Is There a Benefit to Highly Crosslinked Polyethylene in Posterior-stabilized Total Knee Arthroplasty? A Randomized TrialLachiewicz, Paul, F., MD1,a; Soileau, Elizabeth, S., BSN1
Background Polyethylene wear and osteolysis remain a concern with the use of modular, fixed-bearing total knee arthroplasty (TKA). A variety of highly crosslinked polyethylenes (XLPs) have been introduced to address this problem, but there are few data on the results and complications of this polyethylene in posterior-stabilized knee prostheses.

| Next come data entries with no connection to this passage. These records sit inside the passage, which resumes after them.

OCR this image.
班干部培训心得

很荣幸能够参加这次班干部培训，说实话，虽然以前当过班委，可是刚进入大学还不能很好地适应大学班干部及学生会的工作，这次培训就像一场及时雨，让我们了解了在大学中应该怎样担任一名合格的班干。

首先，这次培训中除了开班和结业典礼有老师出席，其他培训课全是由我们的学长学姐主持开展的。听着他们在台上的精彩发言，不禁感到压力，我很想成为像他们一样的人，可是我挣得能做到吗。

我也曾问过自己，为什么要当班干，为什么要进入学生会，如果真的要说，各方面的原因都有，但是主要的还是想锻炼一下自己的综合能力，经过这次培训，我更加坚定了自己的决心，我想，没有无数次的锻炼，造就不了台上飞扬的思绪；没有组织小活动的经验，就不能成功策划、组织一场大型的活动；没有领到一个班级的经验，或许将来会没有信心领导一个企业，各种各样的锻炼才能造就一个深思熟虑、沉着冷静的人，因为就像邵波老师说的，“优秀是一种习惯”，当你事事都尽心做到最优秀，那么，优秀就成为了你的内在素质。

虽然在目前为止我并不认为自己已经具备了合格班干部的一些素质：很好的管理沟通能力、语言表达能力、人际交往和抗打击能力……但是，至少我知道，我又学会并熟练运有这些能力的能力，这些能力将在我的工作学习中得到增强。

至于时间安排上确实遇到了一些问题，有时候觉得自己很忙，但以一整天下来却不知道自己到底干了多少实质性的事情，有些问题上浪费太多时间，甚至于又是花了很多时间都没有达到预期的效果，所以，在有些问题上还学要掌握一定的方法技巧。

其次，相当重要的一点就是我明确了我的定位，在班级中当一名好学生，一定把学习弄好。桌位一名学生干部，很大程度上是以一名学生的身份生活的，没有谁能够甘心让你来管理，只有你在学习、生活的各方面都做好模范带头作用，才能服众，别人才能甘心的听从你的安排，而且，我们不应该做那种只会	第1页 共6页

Questions/purposes In a randomized prospective study design comparing standard polyethylene (SP) tibial inserts with XLP inserts, we asked the following questions: (1) Are there any differences in the clinical results (as measured by the classic Knee Society scoring system) and radiographic results (as measured by an evaluation for radiolucencies and osteolysis) between these groups? (2) What is the frequency of reoperation in these two groups? (3) Are there any specific complications related to XLP liners?
Methods These are preliminary data from a single surgeon of a planned interim analysis of a prospective randomized study of one modular posterior-stabilized TKA. One hundred ninety-two patients (236 knees) were randomized to receive a SP compression-molded liner or a XLP (6.5 CGy electron beam-irradiated and remelted) polyethylene liner. There was no difference in the number of knees who were lost or refused followup (14 knees [13%] with XLP and 21 knees [17%] with SP). Patients were evaluated clinically using the original Knee Society scores, Lower Extremity Activity Score (LEAS), presence of knee effusion, and by standard radiographs for radiolucent lines and osteolytic lesions. This analysis was performed at a mean followup of 4.5 years (range, 2-8 years).
Results There were no clinical differences between 99 knees with SP and 94 knees with XLP in original Knee Society total score (SP mean 95, SD 5; XLP mean 94, SD 7 [p = 0.16]); change in total score (SP mean 41, 95% confidence interval [CI], 39-41; XLP mean 43, 95% CI, 39-48 [p = 0.56]); knee function score (SP mean 64 [SD 25]; XLP mean 64 [SD 24] p = 0.98; change in function score (SP mean 22, 95% CI, 17-27; XLP mean 21, 95% CI, 17-27 [p = 0.79]); LEAS score (both SP and XLP 9 [SD 2]; p = 0.88); and change in LEAS (both SP and XLP mean 1, 95% CI, 1-2 [p = 0.0.38]). There were no differences, with the numbers available, in the presence of effusion (two of 94 XLP and five of 99 SP) with 2 years minimum followup. There were no differences in the frequency of radiolucent lines (13 knees with SP and 15 with XLP) or of osteolysis (two knees with SP and none with XLP). There was no difference in frequency of reoperation between the two groups (three infections in 110 knees allocated to the XLP group and five (two infections, one femoral loosening, one instability, one fracture plating) in 122 knees allocated to the standard group. There were no complications related to the XLP liner.
Conclusions In this interim analysis, with the numbers available, there were no complications, but no advantages, related to the use of this XLP tibial liner. Additional enrollment has continued, and longer followup of these patients will be necessary to determine whether long-term wear characteristics differ between the groups.
Level of Evidence Level I, therapeutic study.